Interestingly, Fox’s instinct about star salaries was prescient, as the following excerpt from Bringing Back The Old Hollywood illustrates:
“$25 Million: But What About My Dog Trainer?
The soaring salary demands of actors (twenty-five million dollars plus percentage points of the gross for the top stars) and the astronomicalcost of television advertising have pushed the average cost of a Hollywood film to well over one hundred million dollars.
Yes, that’s the average cost. It wasn’t too long ago that no film even came close to costing that much.
And you read the sentence above correctly. Even though the definition of “gross” varies widely, top stars and directors now get a piece of the gross receipts as well.
Those twenty-five million dollar/gross point deals are not even the entire package for the big name stars. Let’s not forget the “perks.”
The deals for those stars call for several first class round trip tickets to and from the location for the star’s family. Assistants, fitness trainers, masseuses/masseurs, drivers, personal make up artists, and hair stylists are also paid for by the studio and premium first class motor homes are also provided.

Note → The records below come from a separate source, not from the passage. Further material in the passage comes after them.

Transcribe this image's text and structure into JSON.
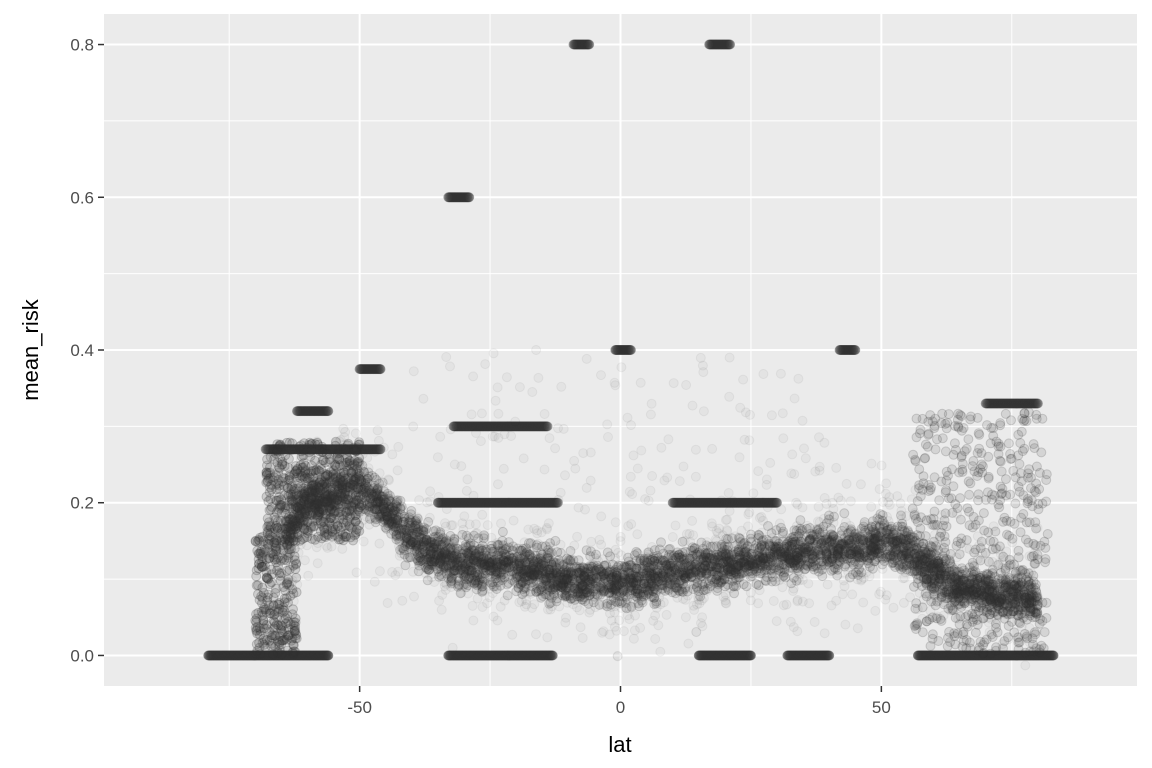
{
  "chart_data": {
    "type": "scatter",
    "title": "",
    "xlabel": "lat",
    "ylabel": "mean_risk",
    "xlim": [
      -99,
      99
    ],
    "ylim": [
      -0.04,
      0.84
    ],
    "x_ticks": [
      -50,
      0,
      50
    ],
    "x_tick_labels": [
      "-50",
      "0",
      "50"
    ],
    "y_ticks": [
      0.0,
      0.2,
      0.4,
      0.6,
      0.8
    ],
    "y_tick_labels": [
      "0.0",
      "0.2",
      "0.4",
      "0.6",
      "0.8"
    ],
    "grid": true,
    "legend": "none",
    "point_color": "#333333",
    "point_alpha": 0.04,
    "panel_background": "#ebebeb",
    "grid_color": "#ffffff",
    "trend": {
      "lat": [
        -64,
        -60,
        -55,
        -50,
        -45,
        -40,
        -35,
        -30,
        -25,
        -20,
        -15,
        -10,
        -5,
        0,
        5,
        10,
        15,
        20,
        25,
        30,
        35,
        40,
        45,
        50,
        55,
        60,
        65,
        70,
        75,
        80
      ],
      "mean_risk": [
        0.16,
        0.2,
        0.21,
        0.22,
        0.19,
        0.15,
        0.13,
        0.12,
        0.12,
        0.115,
        0.11,
        0.1,
        0.1,
        0.095,
        0.1,
        0.11,
        0.115,
        0.12,
        0.125,
        0.13,
        0.135,
        0.14,
        0.14,
        0.15,
        0.14,
        0.11,
        0.09,
        0.08,
        0.08,
        0.07
      ]
    },
    "zero_band": [
      [
        -79,
        -56
      ],
      [
        -33,
        -13
      ],
      [
        15,
        25
      ],
      [
        32,
        40
      ],
      [
        57,
        83
      ]
    ],
    "high_clusters": [
      {
        "x_range": [
          -33,
          -29
        ],
        "y": 0.6
      },
      {
        "x_range": [
          -9,
          -6
        ],
        "y": 0.8
      },
      {
        "x_range": [
          17,
          21
        ],
        "y": 0.8
      },
      {
        "x_range": [
          -1,
          2
        ],
        "y": 0.4
      },
      {
        "x_range": [
          42,
          45
        ],
        "y": 0.4
      },
      {
        "x_range": [
          -50,
          -46
        ],
        "y": 0.375
      },
      {
        "x_range": [
          70,
          80
        ],
        "y": 0.33
      },
      {
        "x_range": [
          -62,
          -56
        ],
        "y": 0.32
      },
      {
        "x_range": [
          -35,
          -12
        ],
        "y": 0.2
      },
      {
        "x_range": [
          10,
          30
        ],
        "y": 0.2
      },
      {
        "x_range": [
          -32,
          -14
        ],
        "y": 0.3
      },
      {
        "x_range": [
          -68,
          -46
        ],
        "y": 0.27
      }
    ]
  }
}
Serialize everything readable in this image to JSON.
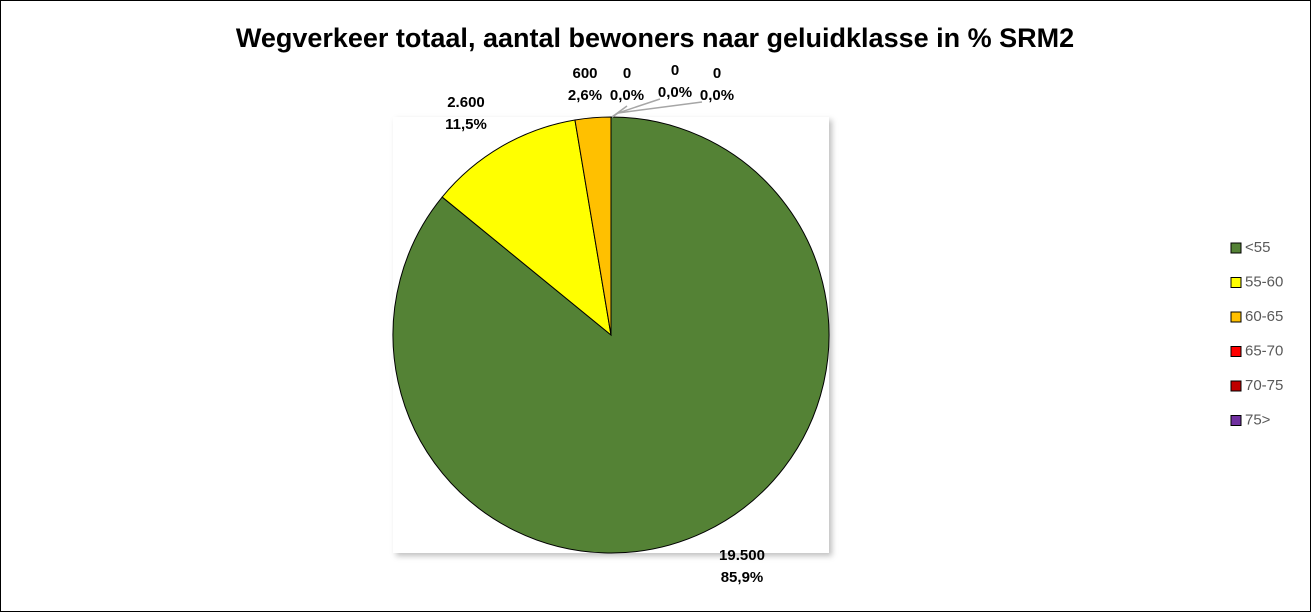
{
  "chart_data": {
    "type": "pie",
    "title": "Wegverkeer totaal, aantal bewoners naar geluidklasse in % SRM2",
    "categories": [
      "<55",
      "55-60",
      "60-65",
      "65-70",
      "70-75",
      "75>"
    ],
    "values": [
      19500,
      2600,
      600,
      0,
      0,
      0
    ],
    "value_labels": [
      "19.500",
      "2.600",
      "600",
      "0",
      "0",
      "0"
    ],
    "percent_labels": [
      "85,9%",
      "11,5%",
      "2,6%",
      "0,0%",
      "0,0%",
      "0,0%"
    ],
    "colors": [
      "#548235",
      "#ffff00",
      "#ffc000",
      "#ff0000",
      "#c00000",
      "#7030a0"
    ],
    "legend": "right"
  }
}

The crowning “are you kidding me?” lowlight of these deals, however, is the fact that the stars also receive per diems on location that can exceed five thousand dollars per week.
Yes, that is in addition to their twenty-five million dollar salaries. Obviously, twenty-five million dollars is not enough money to pay for your own hotel room or food, right?
Of course we’re not in Kansas anymore, Toto.
Look, there’s a signpost up ahead.
We just entered The Twilight Zone.”
As we indeed bring back The Old Hollywood, one of our many goals must be to remember the lessons of film history so we don’t repeat them.